Foi o que sobrou para Blade Runner, que tem qualidades, mas não é mesmo filme que emplaque grande coisa no Oscar. A não ser em categorias técnicas, como esta de efeitos visuais. A meu ver não houve grande destaque nesse quesito entre os concorrentes. Poderia dar um como outro. Ficou com o filme mais consistente. De bom tamanho.

Longa de animação

E venceu o favorito na categoria, Viva, a Vida é uma Festa, inspirado desenho baseado no dia dos mortos, uma tradição mexicana. Era uma bola cantada, não apenas pela qualidade, mas como uma espécie de desagravo aos estrangeiros e imigrantes face a política xenófoba de Donald Trump. Tudo isso à parte, o desenho é mesmo encantador.

Atriz coadjuvante

Allison Janney faz a excelente mãe meio psicótica da patinadora em Eu, Tonya. Categoria forte, tinha várias alternativas possíveis de prêmio, mas fica bem com Allisson. Aliás, esse é um filme dos mais interessantes, sobre a classe baixa branca dos Estados Unidos, num retrato cruel e sem muitos retoques, baseada num caso real. E, no quadro montado, Allisson é fundamental para se compreender a personagem. Pensando bem, o Oscar caiu muito bem para Allisson.

Filme estrangeiro

Muito adequado para a pauta atual de questões identitárias e de gênero, o Oscar foi para Uma Mulher Fantástica, do chileno Sebastián Lelio. Tem por protagonista a atriz transgênero Daniela Vegas. Derrota pesos pesados como The Square, Sem Amor e O Insulto. Não se trata apenas de política de momento. Uma Mulher Fantástica é muito bom filme, mesmo. E a América Latina belisca mais um Oscar. O Brasil segue na fila.

Design de produção

Primeiro prêmio para o mais indicado, A Forma da Água. O que se pode dizer é que a ambientação criada para o filme de Guillermo del Toro é primorosa.

 

Mixagem de som

Mesmo comentário em relação a mixagem. Tecnicamente Dunkirk é muito bom. Além de ser outras coisas mais.
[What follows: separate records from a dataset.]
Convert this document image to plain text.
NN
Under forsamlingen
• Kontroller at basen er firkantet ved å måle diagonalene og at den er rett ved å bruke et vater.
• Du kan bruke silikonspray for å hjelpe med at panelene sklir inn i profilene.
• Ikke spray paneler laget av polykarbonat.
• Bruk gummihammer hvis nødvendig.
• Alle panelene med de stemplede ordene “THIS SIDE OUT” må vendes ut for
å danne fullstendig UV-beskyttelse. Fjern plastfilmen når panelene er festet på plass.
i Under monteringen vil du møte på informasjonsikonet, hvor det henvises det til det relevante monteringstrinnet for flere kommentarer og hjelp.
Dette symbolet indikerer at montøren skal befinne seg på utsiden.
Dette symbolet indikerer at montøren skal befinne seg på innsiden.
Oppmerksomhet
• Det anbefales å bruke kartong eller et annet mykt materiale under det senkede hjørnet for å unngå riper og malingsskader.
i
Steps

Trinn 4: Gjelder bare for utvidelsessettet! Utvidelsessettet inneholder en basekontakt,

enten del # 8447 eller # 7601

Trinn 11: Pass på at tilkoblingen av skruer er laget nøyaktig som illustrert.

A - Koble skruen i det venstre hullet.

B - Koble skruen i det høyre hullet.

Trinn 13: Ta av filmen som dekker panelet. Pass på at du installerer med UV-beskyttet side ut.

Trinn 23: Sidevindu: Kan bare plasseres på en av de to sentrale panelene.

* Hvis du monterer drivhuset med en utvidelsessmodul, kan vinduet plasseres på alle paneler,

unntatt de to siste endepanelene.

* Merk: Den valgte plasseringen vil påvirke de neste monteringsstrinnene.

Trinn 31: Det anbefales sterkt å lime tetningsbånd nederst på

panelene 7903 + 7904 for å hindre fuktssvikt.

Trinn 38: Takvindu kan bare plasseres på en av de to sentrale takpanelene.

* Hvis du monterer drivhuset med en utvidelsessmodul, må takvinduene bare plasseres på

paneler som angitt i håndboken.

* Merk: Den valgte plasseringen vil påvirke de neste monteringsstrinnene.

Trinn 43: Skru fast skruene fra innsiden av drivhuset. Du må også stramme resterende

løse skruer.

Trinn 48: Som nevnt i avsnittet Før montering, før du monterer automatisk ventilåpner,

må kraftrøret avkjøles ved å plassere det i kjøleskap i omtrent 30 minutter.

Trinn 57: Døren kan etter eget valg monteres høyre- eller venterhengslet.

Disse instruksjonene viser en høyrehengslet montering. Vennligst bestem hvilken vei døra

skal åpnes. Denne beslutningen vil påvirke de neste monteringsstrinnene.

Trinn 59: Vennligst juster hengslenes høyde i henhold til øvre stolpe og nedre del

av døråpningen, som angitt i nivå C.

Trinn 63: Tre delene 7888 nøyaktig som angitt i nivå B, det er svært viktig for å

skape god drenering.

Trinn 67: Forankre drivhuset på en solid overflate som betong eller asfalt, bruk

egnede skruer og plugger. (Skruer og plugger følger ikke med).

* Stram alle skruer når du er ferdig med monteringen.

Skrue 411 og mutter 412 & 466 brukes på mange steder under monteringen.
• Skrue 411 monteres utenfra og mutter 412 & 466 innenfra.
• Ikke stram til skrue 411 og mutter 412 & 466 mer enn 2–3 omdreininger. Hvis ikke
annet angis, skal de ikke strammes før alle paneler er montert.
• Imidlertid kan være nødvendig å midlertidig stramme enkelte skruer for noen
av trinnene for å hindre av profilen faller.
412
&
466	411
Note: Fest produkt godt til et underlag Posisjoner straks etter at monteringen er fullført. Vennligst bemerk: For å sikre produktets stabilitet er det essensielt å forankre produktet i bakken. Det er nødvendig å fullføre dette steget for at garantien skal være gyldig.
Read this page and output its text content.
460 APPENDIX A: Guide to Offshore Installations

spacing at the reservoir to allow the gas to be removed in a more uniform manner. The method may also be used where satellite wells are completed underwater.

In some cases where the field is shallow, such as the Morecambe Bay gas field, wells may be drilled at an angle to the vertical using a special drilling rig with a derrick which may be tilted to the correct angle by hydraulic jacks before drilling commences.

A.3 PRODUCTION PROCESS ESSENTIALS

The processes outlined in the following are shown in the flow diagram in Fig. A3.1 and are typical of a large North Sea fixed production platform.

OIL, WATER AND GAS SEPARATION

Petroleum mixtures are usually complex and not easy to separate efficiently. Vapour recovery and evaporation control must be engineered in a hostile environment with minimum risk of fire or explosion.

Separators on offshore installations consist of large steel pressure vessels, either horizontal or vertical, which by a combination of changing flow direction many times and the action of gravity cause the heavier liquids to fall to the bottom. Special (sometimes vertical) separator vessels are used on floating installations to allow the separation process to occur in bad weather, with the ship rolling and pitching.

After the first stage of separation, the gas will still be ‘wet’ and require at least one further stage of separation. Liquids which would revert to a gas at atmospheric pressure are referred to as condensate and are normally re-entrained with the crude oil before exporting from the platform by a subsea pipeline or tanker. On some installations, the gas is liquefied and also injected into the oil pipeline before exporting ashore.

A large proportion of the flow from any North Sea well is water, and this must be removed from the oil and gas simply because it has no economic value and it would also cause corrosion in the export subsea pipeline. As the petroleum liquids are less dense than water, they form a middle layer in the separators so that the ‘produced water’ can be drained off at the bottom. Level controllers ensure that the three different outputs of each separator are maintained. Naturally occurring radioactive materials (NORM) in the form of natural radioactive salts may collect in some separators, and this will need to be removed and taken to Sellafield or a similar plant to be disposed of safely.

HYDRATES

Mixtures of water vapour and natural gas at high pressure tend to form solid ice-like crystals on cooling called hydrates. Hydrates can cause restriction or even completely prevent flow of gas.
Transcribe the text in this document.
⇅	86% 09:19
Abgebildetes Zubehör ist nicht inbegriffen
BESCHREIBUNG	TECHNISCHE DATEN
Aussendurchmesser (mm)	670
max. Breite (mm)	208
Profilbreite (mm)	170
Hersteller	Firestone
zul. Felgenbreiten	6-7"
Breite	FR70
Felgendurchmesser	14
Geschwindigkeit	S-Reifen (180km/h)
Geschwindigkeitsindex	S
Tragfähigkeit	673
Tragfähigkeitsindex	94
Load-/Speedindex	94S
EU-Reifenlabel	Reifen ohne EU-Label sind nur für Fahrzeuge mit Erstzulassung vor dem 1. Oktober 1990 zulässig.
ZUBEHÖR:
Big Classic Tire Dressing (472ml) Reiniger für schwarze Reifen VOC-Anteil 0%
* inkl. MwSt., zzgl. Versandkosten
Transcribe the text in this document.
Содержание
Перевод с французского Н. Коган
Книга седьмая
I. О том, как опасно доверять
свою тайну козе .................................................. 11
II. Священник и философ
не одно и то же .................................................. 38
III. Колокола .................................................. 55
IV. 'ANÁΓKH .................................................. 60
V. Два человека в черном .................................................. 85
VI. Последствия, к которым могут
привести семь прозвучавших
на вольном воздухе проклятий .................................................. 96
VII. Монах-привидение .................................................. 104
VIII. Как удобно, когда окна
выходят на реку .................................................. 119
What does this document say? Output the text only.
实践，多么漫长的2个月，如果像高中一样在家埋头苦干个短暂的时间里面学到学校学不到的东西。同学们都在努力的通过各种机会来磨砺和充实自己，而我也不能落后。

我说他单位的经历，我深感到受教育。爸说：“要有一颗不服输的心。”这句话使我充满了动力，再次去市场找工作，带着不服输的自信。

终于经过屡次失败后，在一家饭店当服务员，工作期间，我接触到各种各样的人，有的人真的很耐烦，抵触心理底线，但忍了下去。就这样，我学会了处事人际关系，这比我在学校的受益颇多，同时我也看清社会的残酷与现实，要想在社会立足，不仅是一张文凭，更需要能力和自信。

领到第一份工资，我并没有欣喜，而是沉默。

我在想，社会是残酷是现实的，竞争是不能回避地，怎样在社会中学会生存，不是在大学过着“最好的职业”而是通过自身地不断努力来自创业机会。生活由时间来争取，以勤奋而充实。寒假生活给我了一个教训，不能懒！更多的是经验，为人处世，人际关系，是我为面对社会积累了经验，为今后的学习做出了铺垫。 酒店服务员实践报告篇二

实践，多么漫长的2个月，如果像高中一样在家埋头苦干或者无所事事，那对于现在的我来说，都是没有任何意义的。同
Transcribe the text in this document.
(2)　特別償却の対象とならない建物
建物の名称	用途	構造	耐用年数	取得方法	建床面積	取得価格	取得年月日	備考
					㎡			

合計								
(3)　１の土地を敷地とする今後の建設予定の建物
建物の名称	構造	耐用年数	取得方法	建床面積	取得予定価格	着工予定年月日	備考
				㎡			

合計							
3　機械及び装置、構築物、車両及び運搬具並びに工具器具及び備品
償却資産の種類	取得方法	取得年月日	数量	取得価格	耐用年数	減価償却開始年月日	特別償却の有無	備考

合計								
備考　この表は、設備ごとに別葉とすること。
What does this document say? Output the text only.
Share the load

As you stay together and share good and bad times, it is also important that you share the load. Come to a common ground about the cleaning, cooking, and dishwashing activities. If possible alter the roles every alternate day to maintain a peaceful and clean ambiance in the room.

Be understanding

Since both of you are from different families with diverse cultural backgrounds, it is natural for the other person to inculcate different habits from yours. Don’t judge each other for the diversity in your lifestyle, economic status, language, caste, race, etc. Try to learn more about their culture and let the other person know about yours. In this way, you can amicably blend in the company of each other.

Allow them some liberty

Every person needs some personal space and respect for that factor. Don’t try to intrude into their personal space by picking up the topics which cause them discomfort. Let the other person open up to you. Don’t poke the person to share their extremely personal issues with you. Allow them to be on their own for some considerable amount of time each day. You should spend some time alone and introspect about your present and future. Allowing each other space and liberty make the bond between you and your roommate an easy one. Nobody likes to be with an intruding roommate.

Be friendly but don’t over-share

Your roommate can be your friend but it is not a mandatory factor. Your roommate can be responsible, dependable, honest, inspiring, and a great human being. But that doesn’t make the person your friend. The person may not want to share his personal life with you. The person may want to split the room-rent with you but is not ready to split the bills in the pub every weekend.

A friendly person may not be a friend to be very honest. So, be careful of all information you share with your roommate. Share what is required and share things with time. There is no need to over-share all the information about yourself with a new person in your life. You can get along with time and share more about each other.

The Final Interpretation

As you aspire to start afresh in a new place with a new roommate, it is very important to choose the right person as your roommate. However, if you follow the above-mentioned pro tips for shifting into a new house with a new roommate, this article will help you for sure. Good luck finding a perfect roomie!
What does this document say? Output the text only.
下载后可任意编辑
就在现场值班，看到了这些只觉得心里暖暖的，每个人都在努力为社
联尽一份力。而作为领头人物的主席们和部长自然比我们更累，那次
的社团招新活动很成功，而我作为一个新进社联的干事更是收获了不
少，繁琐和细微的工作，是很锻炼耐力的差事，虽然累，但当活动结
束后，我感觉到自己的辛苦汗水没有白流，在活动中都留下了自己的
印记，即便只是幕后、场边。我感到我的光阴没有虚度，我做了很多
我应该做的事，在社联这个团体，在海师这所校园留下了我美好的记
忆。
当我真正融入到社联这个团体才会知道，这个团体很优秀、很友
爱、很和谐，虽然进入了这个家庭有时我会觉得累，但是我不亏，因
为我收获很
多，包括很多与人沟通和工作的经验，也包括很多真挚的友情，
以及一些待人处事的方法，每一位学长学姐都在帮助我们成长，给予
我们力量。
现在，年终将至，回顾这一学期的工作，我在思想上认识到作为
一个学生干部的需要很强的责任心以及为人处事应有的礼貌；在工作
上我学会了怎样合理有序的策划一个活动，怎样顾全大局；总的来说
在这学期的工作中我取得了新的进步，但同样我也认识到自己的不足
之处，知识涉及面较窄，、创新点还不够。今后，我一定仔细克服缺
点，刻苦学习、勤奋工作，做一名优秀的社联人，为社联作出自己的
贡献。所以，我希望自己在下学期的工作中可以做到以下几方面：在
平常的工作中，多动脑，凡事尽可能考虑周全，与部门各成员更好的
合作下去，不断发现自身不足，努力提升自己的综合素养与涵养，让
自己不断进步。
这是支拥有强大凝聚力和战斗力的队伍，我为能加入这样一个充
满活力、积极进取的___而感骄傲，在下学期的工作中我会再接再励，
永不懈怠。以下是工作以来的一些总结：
O som, de modo geral, é um dos pontos altos, responsável por jogar o espectador na tensa experiência da retirada dos soldados cercados por tropas nazistas na Normandia.

Edição de som

Richard King e Alex Gibson levaram o Oscar de edição de som por Dunkirk. Justíssimo. O filme de Christopher Nolan, sobre um dos episódios cruciais da Segunda Guerra, é acima de tudo um grande espetáculo. E esse espetáculo não depende apenas de imagens mas também da edição de som.

Documentário

Icaro é um filme interessante sobre o doping no esporte. É muito bom filme, na verdade, uma poderosa denúncia sobre o doping como política de Estado montada pela Rússia. Mas haveria alternativa melhor, Visage, Village, da incrível Agnès Varda. Sutil demais para a Academia, talvez. Icaro pode ser visto na Netflix.

Figurino

Trama Fantasma, um filme sobre figurinista, ganha melhor figurino. Numa categoria disputada, pôde-se dizer que o prêmio cai como uma luva para um filme caracterizado, acima de tudo, pelo rigor de sua feitura.

Maquiagem

O Destino de uma Nação leva maquiagem pelo belo trabalho de caracterização de Gary Oldman como Winston Churchill. Muita gente andou botando defeito, mas o trabalho de maquiagem dá credibilidade ao filme, que também tem muitas outras qualidades. Merecido.

Ator coadjuvante

A primeira barbada da noite. Sam Rockwell por Três Anúncios para um Crime. Todo mundo apostava nele e acabou dando o óbvio. Tinha pesos pesados como alternativa, a começar pelo grande Christopher Plummer e o sempre muito bom Woody Harrelson. Mas o prêmio fica bem com Rockwell.